August 12, 2013
Carp Camp 2013 Beaver Island, MI: The Results
I'm not gonna lie, the fishing during Carp Camp was tough. Extremely tough. Like dragging a fly across a carp's nose without a reaction tough. Make no mistake, we had plenty of shots at fish, and as far as numbers go, I was happy with the amount of fish we saw for the time of year. But the fish were off and not interested in taking flies. Frustrating.
We all managed to catch some fish, and most importantly carp. Unlike the TFM trip, there were more than two carp caught total. Everyone at Carp Camp tallied at least two carp a piece, with a couple fish breaking twenty pounds. I was lucky enough to capture the big fish of the trip with a twenty-three pound post-spawn carp. If that fish had been holding eggs it definitely would have broken the thirty pound mark.

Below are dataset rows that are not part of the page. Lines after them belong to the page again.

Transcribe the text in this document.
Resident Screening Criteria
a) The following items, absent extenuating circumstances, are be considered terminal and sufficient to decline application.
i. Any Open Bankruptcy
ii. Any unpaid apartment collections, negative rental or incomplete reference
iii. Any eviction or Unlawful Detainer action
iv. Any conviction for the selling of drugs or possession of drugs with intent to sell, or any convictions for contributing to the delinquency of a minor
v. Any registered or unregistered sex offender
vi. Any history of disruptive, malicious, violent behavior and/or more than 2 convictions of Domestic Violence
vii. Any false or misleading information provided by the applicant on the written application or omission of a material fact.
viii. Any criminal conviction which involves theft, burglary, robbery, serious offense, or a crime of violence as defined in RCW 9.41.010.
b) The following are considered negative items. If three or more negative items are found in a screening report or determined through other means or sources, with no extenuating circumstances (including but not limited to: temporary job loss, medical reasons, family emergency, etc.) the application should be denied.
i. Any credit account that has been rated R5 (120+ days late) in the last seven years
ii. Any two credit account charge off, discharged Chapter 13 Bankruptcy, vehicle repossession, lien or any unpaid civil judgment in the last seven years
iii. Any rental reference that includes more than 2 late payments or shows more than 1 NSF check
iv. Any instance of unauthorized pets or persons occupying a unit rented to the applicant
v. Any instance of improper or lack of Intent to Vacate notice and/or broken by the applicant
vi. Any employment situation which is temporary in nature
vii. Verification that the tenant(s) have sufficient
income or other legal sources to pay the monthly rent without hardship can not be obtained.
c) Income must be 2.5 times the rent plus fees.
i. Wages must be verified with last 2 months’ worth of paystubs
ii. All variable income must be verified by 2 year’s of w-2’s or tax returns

I was sweating bullets most of the trip. I was lucky to brush off the carp skunk on Day Two, but I was haunted by the lack of takes. I'm not gonna sit here and bullshit you into thinking that I was Mr. Perfect out on the flats. I'm not. I'm an average angler from my perception and feel that my only advantage is from intuitiveness and adaptation rather than pure skill and raw talent. But I was throwing down some pretty solid casts and had flawless presentations on a few. There was something more to it than just being at the right place at the right time. These fish were off, and after four solid days of fishing (and two weeks of guiding by Indigo) it was apparent that these fish were just plain stuffed. They couldn't fit another bite into their corpulent little mouths after gorging on hex and drake mayflies. It was like the equivalent of going to a Vegas all you can eat buffet after staying up all night eating cheesy poofs and bonbons, swilling them down with coke and mountain dew. These fish were full. They were in a food coma. Some of them were seemingly punch drunk, not even flinching as we're bouncing lead eyed flies right off their mustached mouths. It wasn't until I lobbed a heavy sculpin pattern out in front of a pod of carp where I saw a healthy sized fish take the leap of faith and lunge forward a couple feet to swoop down and suck in that fly. Not only did I get the approach, the presentation, and the visual of the hook up, but it was a plus twenty fish. I got the fish. Just as I was about ready to write off Beaver Island, this carp comes in and saves the trip on the last full day at Carp Camp.